Amanda persegue Zé Pedro há dias. O homem lhe disse inúmeras vezes, em alto e bom som, que não a quer. Amanda insiste. Rouba beijos, agarra, “quase estupra”. E tudo isso é colocado no horário nobre da TV, sem que em momento algum as palavras “assédio sexual” sejam ditas. 
Tudo bem, a trama é um esquema, uma coisa ruim, uma coisa de vilã -- Maria Marta é uma vilã. Não é mostrado como algo positivo. Mas também não é uma tragédia: é só uma prima dando em cima de um cara. Não há a mínima consideração com Zé Pedro, seu corpo, seu espaço, sua vontade própria. Não há reflexão em cima disso, não se comenta o atropelo de consentimento. Por quê? 
Uma mulher pode “quase estuprar” um homem sem consequências? Nós sempre batemos o pé sobre como estupro é um assunto sério e sobre como relativizar a violência é parte do problema. Por que, então, eu deveria ouvir a palavra estupro dirigida a um homem e não me preocupar? Por que deveria ignorar ou minimizar o que foi dito? Não trataríamos essa frase como apenas uma expressão se ela fosse dirigida a uma mulher. 
Acho que não devemos tratá-la assim porque a vítima em questão é um homem. Fazer isso seria compactuar com a ideia de que o homem não pode ser vítima (e por tabela, dar a entender que nós sempre somos vítimas). É danoso e irresponsável.
Estima-se que, dentre as vítimas de estupro, aproximadamente 10% sejam homens. Supondo que esse dado esteja correto: 10% é um número muito menor que 90%? Sim, é. 10% é um número irrelevante? Dadas as circunstâncias, não. Ainda que o número fosse muito menor que esse, ainda que beirasse o zero, devemos manter em mente que a porcentagem representa pessoas – homens de verdade. 
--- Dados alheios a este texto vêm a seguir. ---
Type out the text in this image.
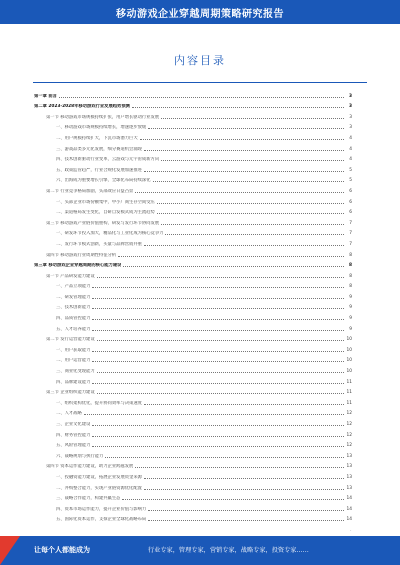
移动游戏企业穿越周期策略研究报告
内容目录
第一章 前言	3
第二章 2023-2028年移动游戏行业发展趋势预测	3
第一节 移动游戏市场规模持续扩张，用户增长驱动行业发展	3
一、移动游戏市场规模持续增长，增速逐步放缓	3
二、用户规模持续扩大，下沉市场潜力巨大	4
三、游戏品类多元化发展，细分赛道机会涌现	4
四、技术创新驱动行业变革，云游戏与元宇宙成新方向	4
五、政策监管趋严，行业合规化发展加速推进	5
六、出海成为重要增长引擎，全球化布局持续深化	5
第二节 行业竞争格局加剧，头部效应日益凸显	6
一、头部企业市场份额集中，中小厂商生存空间受压	6
二、渠道格局发生变化，自研自发模式成为主流趋势	6
第三节 移动游戏产业链价值重构，研发与发行环节协同发展	7
一、研发环节投入加大，精品化与工业化成为核心竞争力	7
二、发行环节模式创新，买量与品牌营销并重	7
第四节 移动游戏行业周期性特征分析	8
第三章 移动游戏企业穿越周期的核心能力建设	8
第一节 产品研发能力建设	8
一、产品立项能力	8
二、研发管理能力	9
三、技术创新能力	9
四、品质管控能力	9
五、人才培养能力	9
第二节 发行运营能力建设	10
一、用户获取能力	10
二、用户运营能力	10
三、商业化变现能力	10
四、品牌建设能力	11
第三节 企业组织能力建设	11
一、组织架构优化，提升协同效率与决策速度	11
二、人才战略	12
三、企业文化建设	12
四、财务管控能力	12
五、风险管理能力	12
六、战略规划与执行能力	13
第四节 资本运作能力建设，助力企业跨越发展	13
一、投融资能力建设，拓展企业发展资金来源	13
二、并购整合能力，实现产业链资源优化配置	13
三、战略合作能力，构建共赢生态	14
四、资本市场运作能力，提升企业价值与影响力	14
五、国际化资本运作，支撑企业全球化战略布局	14
·
让每个人都能成为	行业专家，管理专家，营销专家，战略专家，投资专家……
Esses homens existem, e importam. Esses homens enfrentaram grandes barreiras para falar. Não podemos estuprá-los novamente fingindo que eles não existem. Não podemos deixar que o estupro contra homens seja visto como algo trivial ou imaginário, qualquer que seja o sexo do agressor.
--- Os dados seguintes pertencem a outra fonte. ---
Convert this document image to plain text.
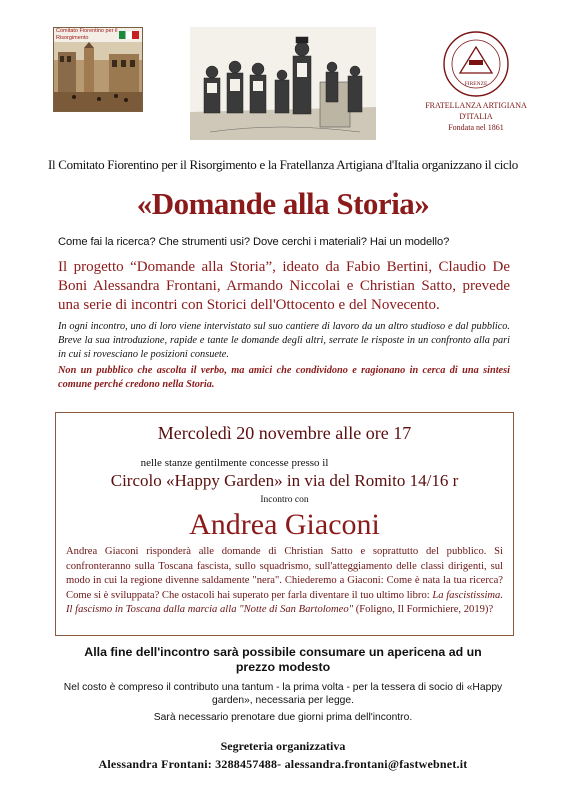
Comitato Fiorentino per il Risorgimento
FIRENZE
FRATELLANZA ARTIGIANA D'ITALIA
Fondata nel 1861
Il Comitato Fiorentino per il Risorgimento e la Fratellanza Artigiana d'Italia organizzano il ciclo
«Domande alla Storia»
Come fai la ricerca? Che strumenti usi? Dove cerchi i materiali? Hai un modello?
Il progetto “Domande alla Storia”, ideato da Fabio Bertini, Claudio De Boni Alessandra Frontani, Armando Niccolai e Christian Satto, prevede una serie di incontri con Storici dell'Ottocento e del Novecento.
In ogni incontro, uno di loro viene intervistato sul suo cantiere di lavoro da un altro studioso e dal pubblico. Breve la sua introduzione, rapide e tante le domande degli altri, serrate le risposte in un confronto alla pari in cui si rovesciano le posizioni consuete.
Non un pubblico che ascolta il verbo, ma amici che condividono e ragionano in cerca di una sintesi comune perché credono nella Storia.
Mercoledì 20 novembre alle ore 17
nelle stanze gentilmente concesse presso il
Circolo «Happy Garden» in via del Romito 14/16 r
Incontro con
Andrea Giaconi
Andrea Giaconi risponderà alle domande di Christian Satto e soprattutto del pubblico. Si confronteranno sulla Toscana fascista, sullo squadrismo, sull'atteggiamento delle classi dirigenti, sul modo in cui la regione divenne saldamente "nera". Chiederemo a Giaconi: Come è nata la tua ricerca? Come si è sviluppata? Che ostacoli hai superato per farla diventare il tuo ultimo libro: La fascistissima. Il fascismo in Toscana dalla marcia alla "Notte di San Bartolomeo" (Foligno, Il Formichiere, 2019)?
Alla fine dell'incontro sarà possibile consumare un apericena ad un prezzo modesto
Nel costo è compreso il contributo una tantum - la prima volta - per la tessera di socio di «Happy garden», necessaria per legge.
Sarà necessario prenotare due giorni prima dell'incontro.
Segreteria organizzativa
Alessandra Frontani: 3288457488- alessandra.frontani@fastwebnet.it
Devemos ter em mente também que não falamos somente de homens, mas também de crianças e adolescentes, que são particularmente vulneráveis. Talvez um homem crescido pudesse se defender, mas e um menino? Como se defenderia de uma agressão sexual de uma mulher, que poderia muito bem ser uma figura de autoridade? Que estamos dizendo aos nossos meninos e aos nossos jovens quando veiculamos essas coisas na TV?
Até 2009, entendia-se judicialmente que um homem não poderia ser vítima de estupro. A definição antiga de estupro (Lei Nº 12.015, Art. 213) era: “Constranger mulher à conjunção carnal, mediante violência ou grave ameaça.”
A nova definição é: “Constranger alguém, mediante violência ou grave ameaça, a ter conjunção carnal ou a praticar ou permitir que com ele se pratique outro ato libidinoso.”
Podemos notar duas mudanças claras na lei: 1) “mulher” foi substituído por “alguém” e 2) estupro deixou de ser apenas a conjunção carnal, podendo ser também “outro ato libidinoso”. “Conjunção carnal” deve ser lido como “penetração vaginal”, enquanto sexo oral ou anal são considerados atos libidinosos -- até 2009, tais atos eram o chamado “atentado violento ao pudor”. Como a vítima de estupro era por definição mulher, aos olhos da lei um homem podia, no máximo, ser violentado.
A definição original de estupro é de 1940. Minha avó estava nascendo nesse ano. Demorou desde o nascimento da minha avó até 5 anos atrás para que homens pudessem ser vistos como vítimas. Pare por um momento e pense nisso. Agora lembre-se que uma personagem feminina disse, em horário nobre, que “quase estuprou” um homem. Ainda parece algo pequeno?